Vous avez confirmé cette position dans votre décision du 2 décembre 2004 (n°2004-506 DC du 2 décembre 2004) rendue à propos de la loi portant ratification de cette ordonnance du 17 juin 2004.

Il résulte de ce dialogue des juges que seul un motif d’intérêt général justifie de recourir à un tel procédé contractuel, soit donc sur la base de critères objectifs et rationnels préalablement définis au regard de la nature du projet.

Mais en l’espèce, les articles 2 et 19 bouleversent l’économie générale du régime des contrats de partenariat telle que résultant de vos décisions et de l’arrêt du Conseil d’Etat.

III. En l’occurrence, il apparaît que le

3° du II de l’article 2 de l’ordonnance comme le

3° du II de l’article 1414-2 du code général des collectivités territoriales résultant respectivement des articles 2 et 19 de la loi critiquée, introduisent une option qui ne recouvre aucun motif d’intérêt général objectif et rationnel au sens de votre jurisprudence.

On doit s’interroger, en premier lieu, sur la notion d’insuffisances et difficultés observées dans la réalisation de projets comparables.

En quoi, ce critère répond-il à un motif d’intérêt général ?

La bonne gestion des deniers publics et la bonne marche des services publics ont, certes, tout à gagner à l’observation et aux évaluations comparatives, y compris avec les autres pays et collectivités locales.
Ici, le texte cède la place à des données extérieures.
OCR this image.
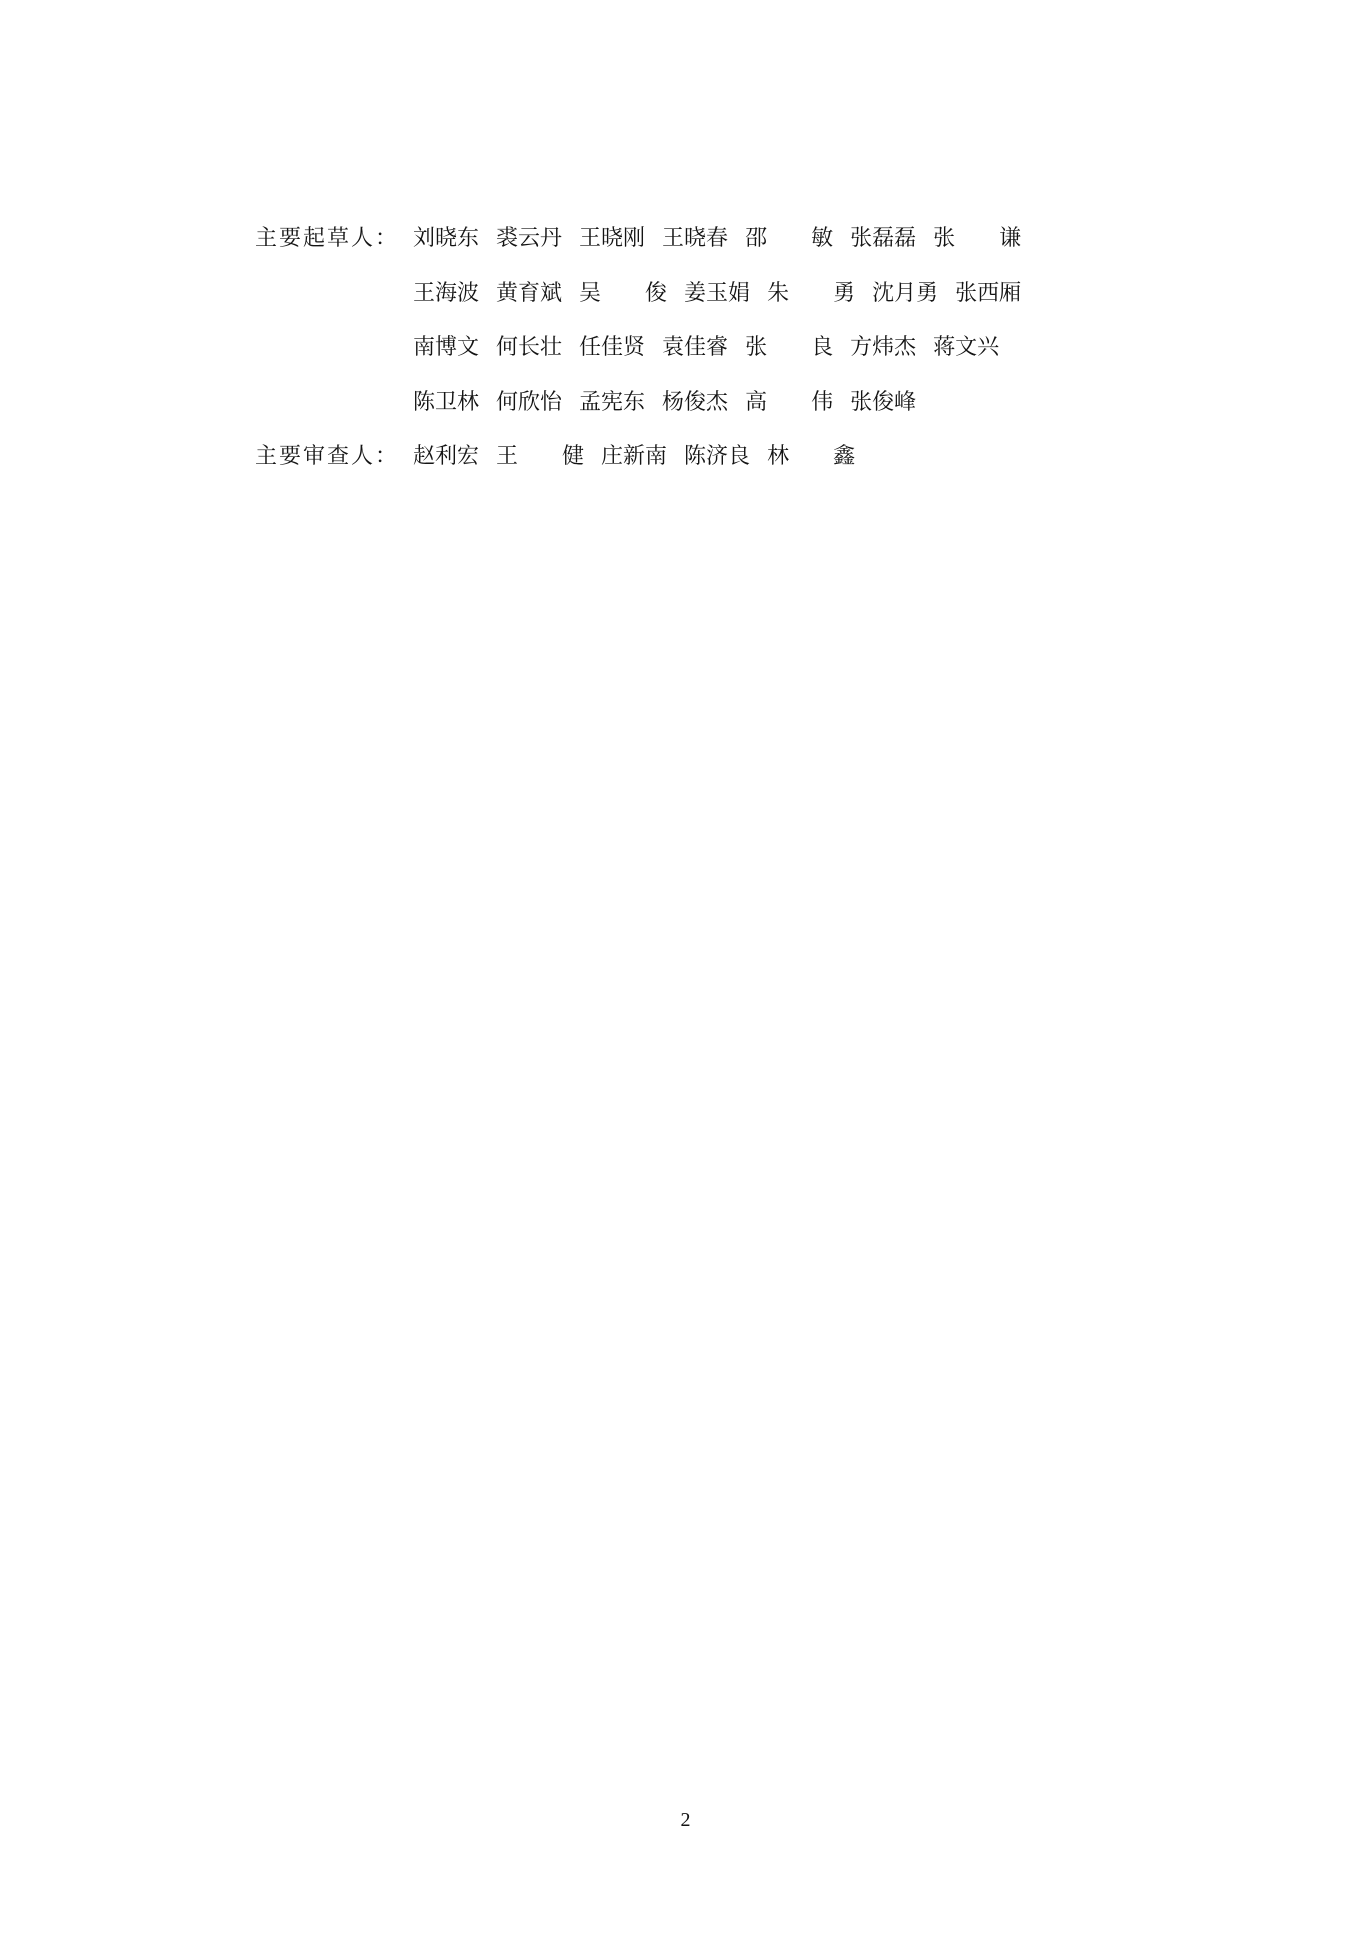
主要起草人： 刘晓东 裘云丹 王晓刚 王晓春 邵　　敏 张磊磊 张　　谦
王海波 黄育斌 吴　　俊 姜玉娟 朱　　勇 沈月勇 张西厢
南博文 何长壮 任佳贤 袁佳睿 张　　良 方炜杰 蒋文兴
陈卫林 何欣怡 孟宪东 杨俊杰 高　　伟 张俊峰
主要审查人： 赵利宏 王　　健 庄新南 陈济良 林　　鑫
2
Pour autant, cet exercice ne saurait conduire à transformer l’intérêt général en une sorte de résultat de la casuistique théorisée au fil de l’eau.

En réalité et en second lieu, derrière cette formulation nouvelle se cache la véritable innovation du dispositif querellé qui consiste en l’introduction du bilan coûts-avantages comme critère de choix du contrat de partenariat en lieu et place du marché public ou de la délégation de service public.

Autrement dit, contrairement à ce que vous avez jugé et à ce que le Conseil d’Etat a confirmé, le contrat de partenariat vient sur le même plan que les autres formes de contrat de la commande publique et pourra, en quasiment toute circonstance dès lors que sera concerné un projet d’une certaine ampleur, être retenu hors la présence de tout motif d’intérêt général objectivement et rationnellement défini.

C’est bien un simple choix d’opportunité qu’introduit l’article attaqué.

Car le bilan coûts-avantages entre le contrat de partenariat et les autres contrats de droit public disponibles pour les personnes publiques aux fins de réalisation d’opération de financement, construction, transformation, entretien, maintenance, exploitation ou gestion d’ouvrages, d’équipements ou de biens immatériels nécessaires au service public, sera l’appréciation, à n’en pas douter, de la plus ou moins grande souplesse de tel ou tel mode de contractualisation. Pour le dire autrement, ce bilan sera aussi le reflet d’un rapport de force entre les grands groupes concernés et les collectivités publiques. La pression qu’exerceront ces entreprises pour justifier qu’elles investissent dans des projets conséquents conduira nécessairement à ce que ledit bilan soit orienté en fonction de critères non exclusivement tirés de l’intérêt général mais des éléments d’une plus vaste négociation. Il suffit de voir comment certains groupes refusent de se voir appliquer les règles des sûretés hypothécaires lorsqu’une collectivité territoriale veut garantir une opération longue et coûteuse, au point que les Chambres régionales des comptes s’en sont émues.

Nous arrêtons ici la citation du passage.